I've now reviewed enough disappointing retrieval-augmented generation projects to spot the diagnosis before anyone opens a laptop. The team is brilliant. The model is the latest and best. The vector database is the fashionable one. And the answers are still wrong, vague, or confidently citing the wrong document. Then someone suggests trying a bigger model, and that's the moment I know exactly what went wrong.
They built an AI project. They needed a search project.
RAG is, mechanically, very simple. You find the relevant bits of your knowledge base, you stuff them into the prompt, the model answers using them. That's it. And in that pipeline the model is almost never the bottleneck. The bottleneck is the "find the relevant bits" step — the retrieval — which is a search and information-retrieval problem that the field spent thirty years working on before transformers were a twinkle in anyone's eye. The teams that nail RAG are the ones who remember that. The teams that struggle are the ones who think the embedding model absolves them of doing search properly.
If the right chunk never makes it into the prompt, the cleverest model on earth will answer from thin air. Garbage retrieval in, confident nonsense out — and now it's nonsense with a citation, which is worse, because it looks trustworthy.
So let's talk about the unglamorous things that actually decide whether your RAG works.
Chunking, first, because it's the most underrated decision in the whole stack. How you split your documents determines what can ever be retrieved. Split too small and you shred the context — half a sentence retrieves cleanly and means nothing. Split too big and each chunk is a muddle of five topics, so the embedding represents none of them well and the model drowns in noise. There's no universal right answer; it depends on your documents. But splitting on real structure — sections, headings, semantic boundaries — beats blindly cutting every 500 tokens almost every time. I've seen a RAG system go from useless to genuinely good with no model change at all, purely by fixing how documents were chopped up.
Metadata, next, and this is where most teams leave the biggest win on the floor. Your chunks have properties — source, date, author, document type, department, version. If you're not capturing and filtering on those, you're asking a similarity search to do a librarian's job. "What's our current refund policy" should never surface the 2019 version, and no amount of semantic similarity reliably prevents that. A date filter does, instantly. Half the retrieval failures I see are really metadata failures wearing a trench coat.
Now the one people argue with me about: hybrid beats pure vector far more often than the vector-database marketing admits. Pure semantic search is genuinely good at meaning and genuinely bad at exact matches — product codes, error numbers, proper nouns, acronyms, that one specific term of art your industry uses. Someone searches for error code "E-4471" and a vector search helpfully returns chunks about errors in general. Old-fashioned keyword search — BM25, the technology that ran search engines for decades — nails the exact match every time. Run both, combine the rankings, and you get the meaning and the precision. It's more engineering than flipping on a vector store, which is precisely why people skip it and then wonder why exact-match queries fail.

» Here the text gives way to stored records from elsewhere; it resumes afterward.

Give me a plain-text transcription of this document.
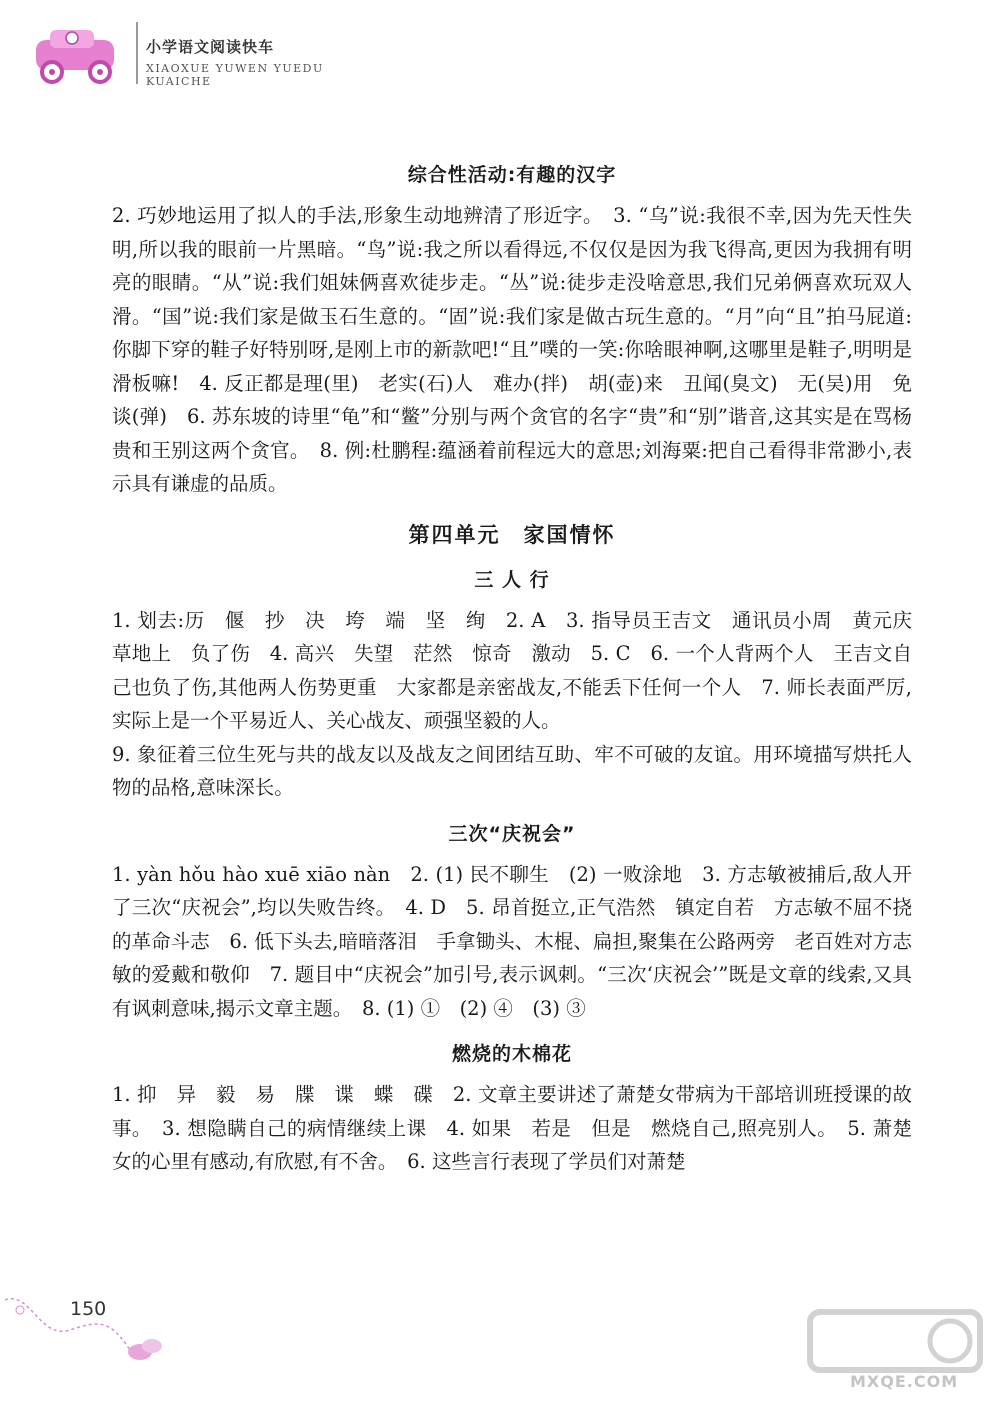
小学语文阅读快车
XIAOXUE YUWEN YUEDU KUAICHE
综合性活动:有趣的汉字

2. 巧妙地运用了拟人的手法,形象生动地辨清了形近字。　3. “乌”说:我很不幸,因为先天性失明,所以我的眼前一片黑暗。“鸟”说:我之所以看得远,不仅仅是因为我飞得高,更因为我拥有明亮的眼睛。“从”说:我们姐妹俩喜欢徒步走。“丛”说:徒步走没啥意思,我们兄弟俩喜欢玩双人滑。“国”说:我们家是做玉石生意的。“固”说:我们家是做古玩生意的。“月”向“且”拍马屁道:你脚下穿的鞋子好特别呀,是刚上市的新款吧!“且”噗的一笑:你啥眼神啊,这哪里是鞋子,明明是滑板嘛!　4. 反正都是理(里)　老实(石)人　难办(拌)　胡(壶)来　丑闻(臭文)　无(吴)用　免谈(弹)　6. 苏东坡的诗里“龟”和“鳖”分别与两个贪官的名字“贵”和“别”谐音,这其实是在骂杨贵和王别这两个贪官。　8. 例:杜鹏程:蕴涵着前程远大的意思;刘海粟:把自己看得非常渺小,表示具有谦虚的品质。

第四单元　家国情怀
三 人 行

1. 划去:历　偃　抄　决　垮　端　坚　绚　2. A　3. 指导员王吉文　通讯员小周　黄元庆　草地上　负了伤　4. 高兴　失望　茫然　惊奇　激动　5. C　6. 一个人背两个人　王吉文自己也负了伤,其他两人伤势更重　大家都是亲密战友,不能丢下任何一个人　7. 师长表面严厉,实际上是一个平易近人、关心战友、顽强坚毅的人。
9. 象征着三位生死与共的战友以及战友之间团结互助、牢不可破的友谊。用环境描写烘托人物的品格,意味深长。

三次“庆祝会”

1. yàn hǒu hào xuē xiāo nàn　2. (1) 民不聊生　(2) 一败涂地　3. 方志敏被捕后,敌人开了三次“庆祝会”,均以失败告终。　4. D　5. 昂首挺立,正气浩然　镇定自若　方志敏不屈不挠的革命斗志　6. 低下头去,暗暗落泪　手拿锄头、木棍、扁担,聚集在公路两旁　老百姓对方志敏的爱戴和敬仰　7. 题目中“庆祝会”加引号,表示讽刺。“三次‘庆祝会’”既是文章的线索,又具有讽刺意味,揭示文章主题。　8. (1) ①　(2) ④　(3) ③

燃烧的木棉花

1. 抑　异　毅　易　牒　谍　蝶　碟　2. 文章主要讲述了萧楚女带病为干部培训班授课的故事。　3. 想隐瞒自己的病情继续上课　4. 如果　若是　但是　燃烧自己,照亮别人。　5. 萧楚女的心里有感动,有欣慰,有不舍。　6. 这些言行表现了学员们对萧楚

150
MXQE.COM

Which brings me to the discipline that separates the projects that improve from the ones that plateau: evaluate retrieval separately from generation. These are two different systems and they fail differently. If you only judge the final answer, you can never tell whether a bad answer came from bad retrieval or bad generation, and so you can't fix it — you just keep swapping models and changing nothing that matters. Build a set of real questions with the documents that should answer them. Measure whether retrieval surfaces the right chunks — recall, precision, where the right chunk ranks. Get that solid first. Only then worry about how the model phrases things. Fix the search before you touch the prose.
And under all of it sits the work nobody wants: data hygiene. Duplicate documents, three contradictory versions of the same policy, scanned PDFs that OCR'd into gibberish, tables that flattened into word soup, stale content nobody flagged as dead. RAG over a messy knowledge base produces messy answers with total confidence. The least glamorous and most valuable thing you can do for a RAG project is clean the underlying data — deduplicate, version, fix the extraction, prune the dead weight. It's tedious and it's most of the actual job, and the teams that skip it are the teams that ship something embarrassing.
Last thing, and I mean it: sometimes you don't need RAG at all, and reaching for it is just complexity cosplay. If the relevant information fits comfortably in the context window, put it in the prompt — context is cheap now and a retrieval pipeline you don't need is a liability you have to maintain. If the knowledge is stable and bounded, fine-tuning may serve better than retrieving the same things forever. If the answer lives in a database or an API, give the model a tool call and let it fetch the precise answer rather than fuzzy-matching against embedded text. RAG is the right tool for a large, changing corpus of unstructured text you need to ground answers in. It is not a default, and treating it as one is how you end up maintaining a vector database to solve a problem a WHERE clause would've handled.
Get the search right and the AI part mostly takes care of itself. Get the search wrong and no model will save you. That's the whole lesson, and it predates the hype by about three decades.